Taking Care of Your Diabetes Every Day
Take Your Diabetes Medicine Every Day continued...
If You Use Insulin
You need insulin if your body has stopped making insulin or if it doesn't make enough insulin. Everyone with insulin-dependent diabetes (or type 1 diabetes) needs insulin, and many people with type 2 diabetes need insulin.
Insulin cannot be taken as a pill. It can be inhaled or injected. You may need to give yourself shots or inhale it every day. Some people give themselves one shot a day. Some people give themselves two or more shots a day. You need to take your insulin every day. Never skip a shot, even if you are sick.
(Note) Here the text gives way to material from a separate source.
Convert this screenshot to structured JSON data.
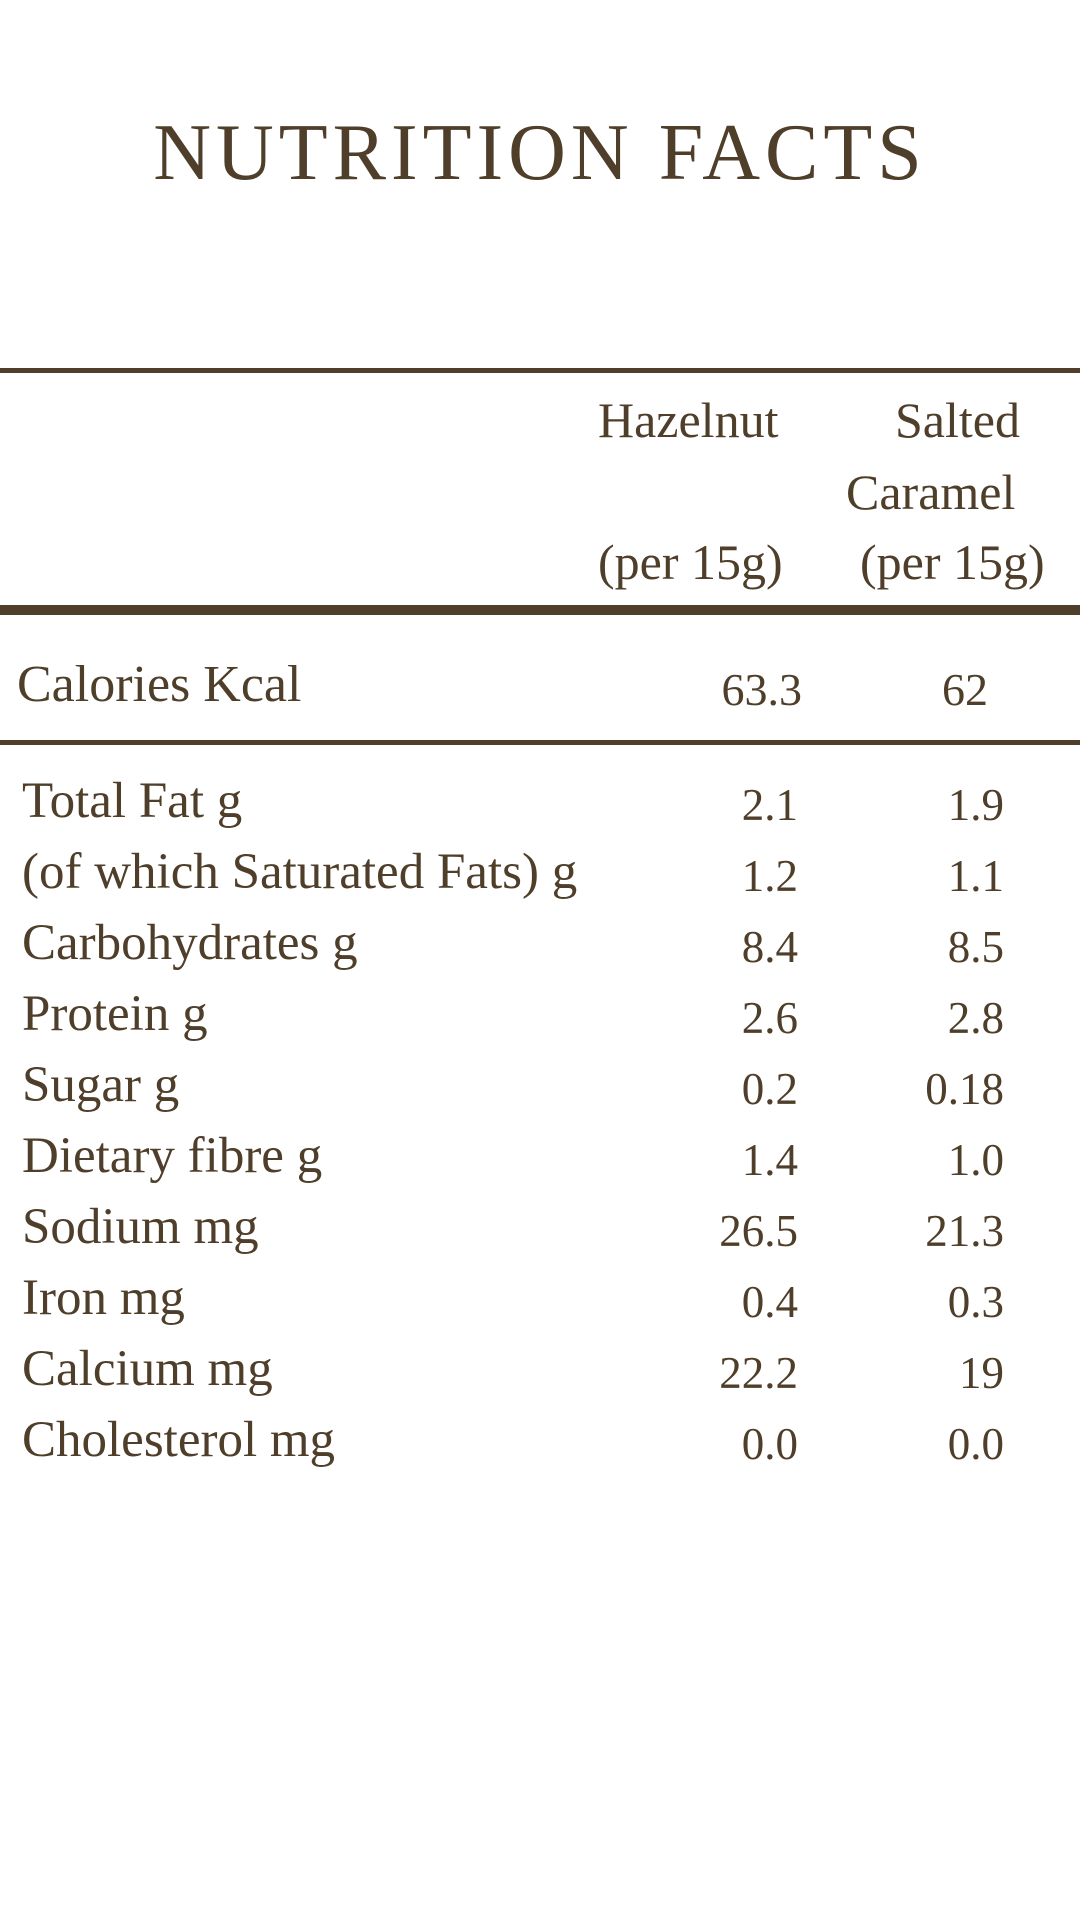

Insulin is injected with a needle. Your doctor will tell you what kind of insulin to use, how much, and when to give yourself a shot. Talk to your doctor before changing the type or amount of insulin you use or when you give your shots. Your doctor or the diabetes educator will show you how to draw up insulin in the needle. They will also show you the best places on your body to give yourself a shot. Ask someone to help you with your shots if your hands are shaky or you can't see well.
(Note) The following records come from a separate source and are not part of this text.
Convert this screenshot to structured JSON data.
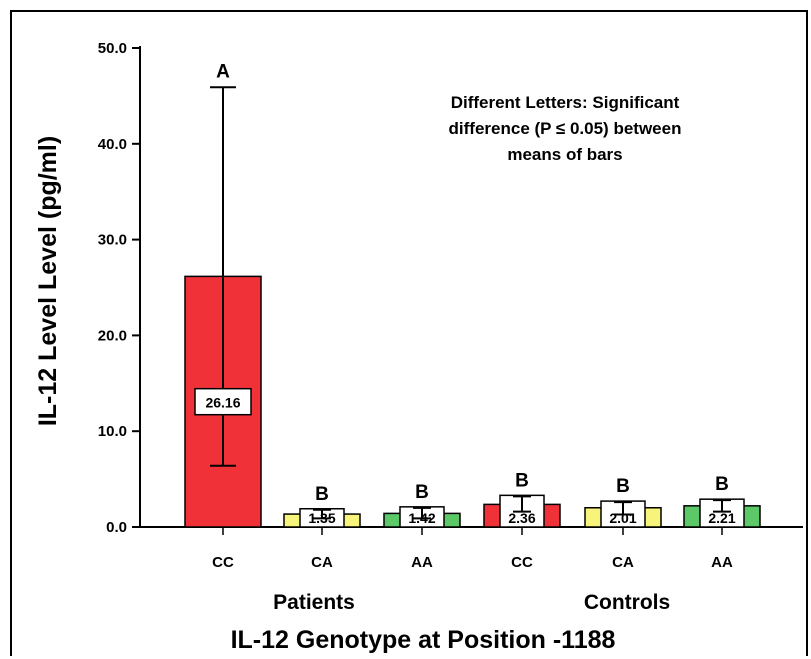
{
  "chart_data": {
    "type": "bar",
    "ylabel": "IL-12 Level Level (pg/ml)",
    "xlabel": "IL-12 Genotype at Position -1188",
    "ylim": [
      0,
      50
    ],
    "yticks": [
      "0.0",
      "10.0",
      "20.0",
      "30.0",
      "40.0",
      "50.0"
    ],
    "groups": [
      "Patients",
      "Controls"
    ],
    "categories": [
      "CC",
      "CA",
      "AA",
      "CC",
      "CA",
      "AA"
    ],
    "values": [
      26.16,
      1.35,
      1.42,
      2.36,
      2.01,
      2.21
    ],
    "value_labels": [
      "26.16",
      "1.35",
      "1.42",
      "2.36",
      "2.01",
      "2.21"
    ],
    "error_low": [
      6.4,
      0.9,
      0.9,
      1.6,
      1.3,
      1.6
    ],
    "error_high": [
      45.9,
      1.8,
      2.0,
      3.2,
      2.6,
      2.8
    ],
    "letters": [
      "A",
      "B",
      "B",
      "B",
      "B",
      "B"
    ],
    "colors": [
      "#f03238",
      "#f6f47a",
      "#5cc867",
      "#f03238",
      "#f6f47a",
      "#5cc867"
    ],
    "annotation": [
      "Different Letters: Significant",
      "difference (P ≤ 0.05) between",
      "means of bars"
    ],
    "grid": false
  }
}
Good places on your body to give shots are:
- The outside part of your upper arms.
- Around your waist and hips.
- The outside part of your upper legs.
- Avoid areas with scars and stretch marks.
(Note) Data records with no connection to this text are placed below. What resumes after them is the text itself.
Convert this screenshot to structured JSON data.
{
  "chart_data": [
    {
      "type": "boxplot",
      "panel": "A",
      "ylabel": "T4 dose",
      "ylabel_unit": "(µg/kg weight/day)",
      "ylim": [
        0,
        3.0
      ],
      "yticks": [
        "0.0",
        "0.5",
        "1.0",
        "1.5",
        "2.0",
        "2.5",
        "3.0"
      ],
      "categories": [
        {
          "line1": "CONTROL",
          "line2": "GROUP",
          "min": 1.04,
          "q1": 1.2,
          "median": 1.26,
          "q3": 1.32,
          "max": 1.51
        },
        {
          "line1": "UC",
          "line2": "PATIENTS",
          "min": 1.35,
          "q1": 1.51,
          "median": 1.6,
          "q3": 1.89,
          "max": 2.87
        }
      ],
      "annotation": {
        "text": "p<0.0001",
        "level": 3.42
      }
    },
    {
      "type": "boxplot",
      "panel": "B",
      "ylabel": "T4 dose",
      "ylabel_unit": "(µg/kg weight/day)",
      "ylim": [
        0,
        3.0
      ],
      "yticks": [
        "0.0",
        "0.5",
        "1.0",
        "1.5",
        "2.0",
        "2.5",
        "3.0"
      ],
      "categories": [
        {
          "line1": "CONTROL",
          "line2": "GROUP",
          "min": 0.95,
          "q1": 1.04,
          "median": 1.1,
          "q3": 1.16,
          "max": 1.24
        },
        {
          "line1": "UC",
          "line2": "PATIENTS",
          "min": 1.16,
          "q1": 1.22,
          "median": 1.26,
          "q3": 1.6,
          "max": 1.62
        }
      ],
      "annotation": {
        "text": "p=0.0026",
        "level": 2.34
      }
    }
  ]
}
- Ask your doctor or nurse to check your skin where you give your shots.
You may be a little afraid at first to give yourself a shot. But most people find that the shots hurt less than they expected. The needles are small and sharp and do not go deep into your skin. Always use your own needles and never share them with anyone else.
Your doctor or diabetes educator will tell you how to throw away used needles safely.
Keep extra insulin in your refrigerator in case you break the bottle you are using. Do not keep insulin in the freezer or in hot places like the glove compartment of your car. Also, keep it away from bright light. Too much heat, cold, and bright light can damage insulin.